In the coming year, Buffalonians will attempt to heal. The only way that can happen is by rejecting cynicism that keeps us unorganized and choosing hope through collective action. If displacement, segregation, poverty, and climate catastrophe are all policy-driven phenomena, then by out-organizing the opposition Buffalonians can prioritize the passage of policies that create a truly equitable, inclusive, climate-resilient, and democratic community.

“The onus should not be on individual people. This trauma is systemic. The deaths of our loved ones could have absolutely been prevented,” Rodriguez continued,  “In honoring the lives of those we’ve lost, we stand together to let our City know, we reject your sympathies. For any kind of healing process to begin, we need empathy and that starts with accountability.”
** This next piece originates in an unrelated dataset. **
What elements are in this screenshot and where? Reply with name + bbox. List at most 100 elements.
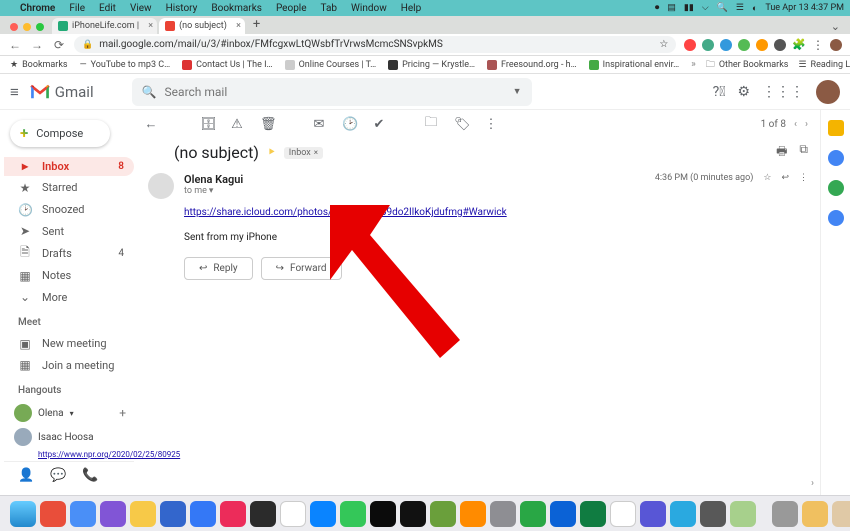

That’s why we’ll be drawing down power from those who would seek to skirt accountability and not commit to co-governing with the people. The new year brings new campaigns, and alongside policies, we’ll take aim at the very levers of power, by deepening and expanding participatory governance and community self-determination, by amending the current corporate charter, which concentrates power for the establishment, with one that is firmly grounded in community and human rights.